Wright has figured out a way to do so at NFLDraftCountdown.com.
“This is my full-time job. It’s what I do essentially 365 days a year,” Wright said. “In the summer, it slows down for the months of June and July – but I’m still getting ready and geared up for the next year. I launch the site with info for next year’s draft on July 1 – so I spend most of May and June getting ready for 2007.”
Sites like NFLDraftCountdown.com and NFLDraftBlitz.com bring in revenues based on the thousands of unique visitors a day that visit their Web pages.
“For us, it’s split between advertising space, banner ads and our premium section,” said Chris Horwedel, president of NFLDraftBlitz.com, which debuted in 1999.

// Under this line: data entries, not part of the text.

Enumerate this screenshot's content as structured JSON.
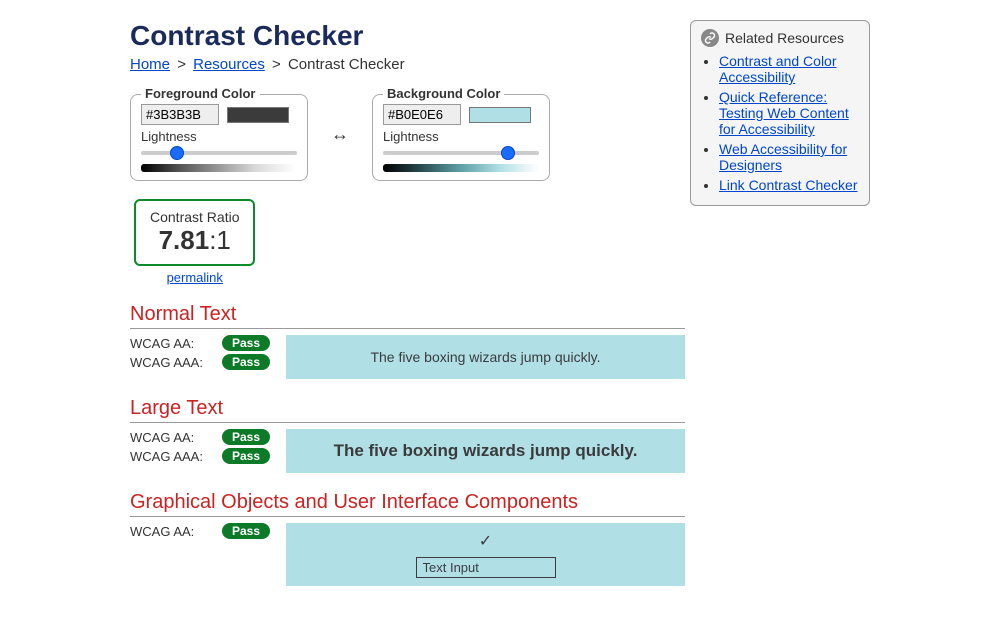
{
  "title": "Contrast Checker",
  "breadcrumb": {
    "home": "Home",
    "resources": "Resources",
    "current": "Contrast Checker"
  },
  "foreground": {
    "legend": "Foreground Color",
    "value": "#3B3B3B",
    "lightness_label": "Lightness",
    "lightness_pct": 23
  },
  "background": {
    "legend": "Background Color",
    "value": "#B0E0E6",
    "lightness_label": "Lightness",
    "lightness_pct": 80
  },
  "swap_symbol": "↔",
  "ratio": {
    "label": "Contrast Ratio",
    "value": "7.81",
    "suffix": ":1",
    "permalink": "permalink"
  },
  "sections": {
    "normal": {
      "title": "Normal Text",
      "aa_label": "WCAG AA:",
      "aa_result": "Pass",
      "aaa_label": "WCAG AAA:",
      "aaa_result": "Pass",
      "sample": "The five boxing wizards jump quickly."
    },
    "large": {
      "title": "Large Text",
      "aa_label": "WCAG AA:",
      "aa_result": "Pass",
      "aaa_label": "WCAG AAA:",
      "aaa_result": "Pass",
      "sample": "The five boxing wizards jump quickly."
    },
    "gui": {
      "title": "Graphical Objects and User Interface Components",
      "aa_label": "WCAG AA:",
      "aa_result": "Pass",
      "input_value": "Text Input",
      "check": "✓"
    }
  },
  "sidebar": {
    "title": "Related Resources",
    "items": [
      "Contrast and Color Accessibility",
      "Quick Reference: Testing Web Content for Accessibility",
      "Web Accessibility for Designers",
      "Link Contrast Checker"
    ]
  }
}
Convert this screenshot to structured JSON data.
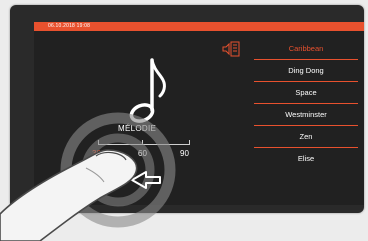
{
  "status": {
    "datetime": "06.10.2018   19:08"
  },
  "melody": {
    "label": "MÉLODIE"
  },
  "volume": {
    "options": [
      "30",
      "60",
      "90"
    ],
    "selected": "30"
  },
  "menu": {
    "icon": "speaker-book-icon",
    "items": [
      {
        "label": "Caribbean",
        "selected": true
      },
      {
        "label": "Ding Dong",
        "selected": false
      },
      {
        "label": "Space",
        "selected": false
      },
      {
        "label": "Westminster",
        "selected": false
      },
      {
        "label": "Zen",
        "selected": false
      },
      {
        "label": "Elise",
        "selected": false
      }
    ]
  },
  "colors": {
    "accent": "#e8512e",
    "screen": "#212121",
    "frame": "#2a2a2a"
  }
}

The premium section of the site is a relatively new addition, Horwedel told the AFP – “barely more than a year old, and it isn’t enough to be a full-time income just yet.”
Paid-access sites could be the wave of the future in the draft industry. Bitonti, for one, isn’t among those out there looking for a surfboard.

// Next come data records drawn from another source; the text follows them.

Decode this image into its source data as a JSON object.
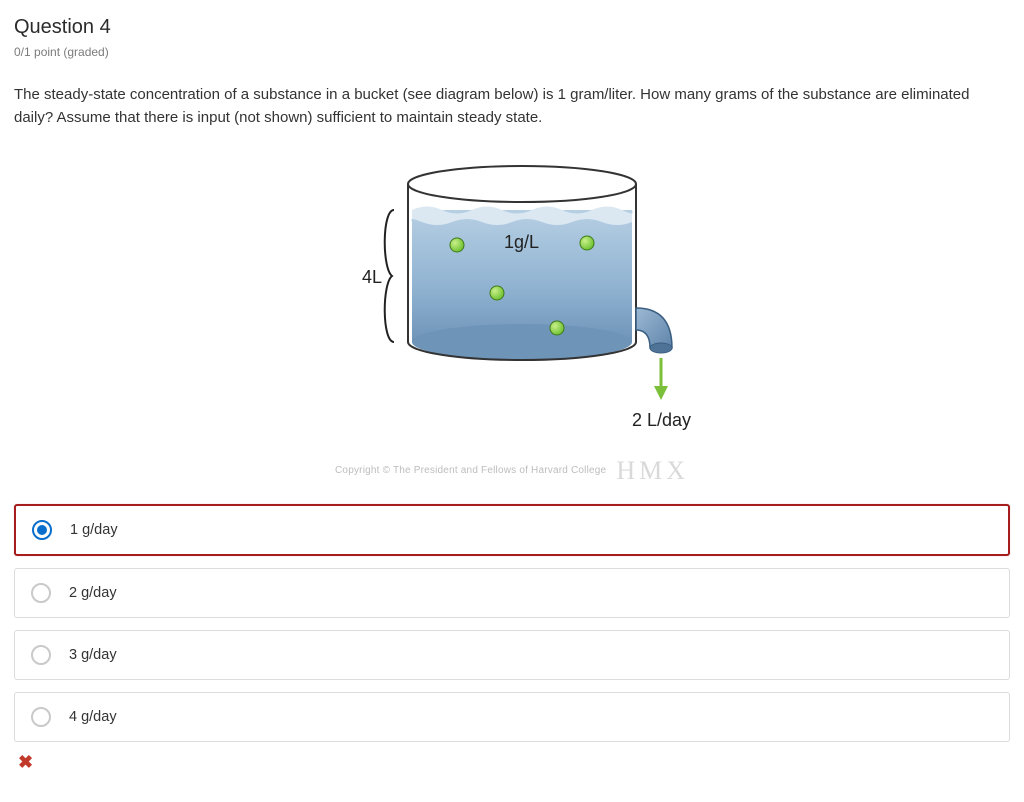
{
  "question": {
    "title": "Question 4",
    "points": "0/1 point (graded)",
    "prompt": "The steady-state concentration of a substance in a bucket (see diagram below) is 1 gram/liter. How many grams of the substance are eliminated daily? Assume that there is input (not shown) sufficient to maintain steady state."
  },
  "diagram": {
    "volume_label": "4L",
    "concentration_label": "1g/L",
    "outflow_label": "2 L/day"
  },
  "copyright": {
    "text": "Copyright © The President and Fellows of Harvard College",
    "brand": "HMX"
  },
  "choices": [
    {
      "label": "1 g/day",
      "selected": true
    },
    {
      "label": "2 g/day",
      "selected": false
    },
    {
      "label": "3 g/day",
      "selected": false
    },
    {
      "label": "4 g/day",
      "selected": false
    }
  ],
  "feedback_icon": "✖"
}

“There are sites that are pretty well-known sites that are subscription based. That’s a business model that people tend toward when their site gets success. But we’re never going to do that,” Bitonti said.
“We’ve made the conscious decision that we’d rather talk to 10,000 new people a day than the same 200 subscribers every day. It is a way of making more money, but at the end of the day, you’re not reaching as many people,” Bitonti said.
And in the end, that’s what it’s all about, these draft-themed Web sites – sharing opinions about who should go where like football fans have done for years and years at the neighborhood bar, only the neighborhood bar today is the Internet, and you can reach 10,000 people as easily as you can the guy on the next stool.
“We had 13,000 unique visitors here today on a Monday. Can you imagine if you had 13,000 people in a room, and you were talking to them? That’s what you’re doing. It’s about reaching people, having a voice, having an opinion,” Bitonti said.
“To this day, I’m amazed at how much it grows – and every time I think it can’t get any bigger, it does. It goes to another level,” Wright said.
“I think that’s in correlation to the NFL draft. It’s become so popular – and there’s really no end in sight for the growth of that, either. I think that’s carried over to the NFL draft industry in terms of Web sites,” Wright said.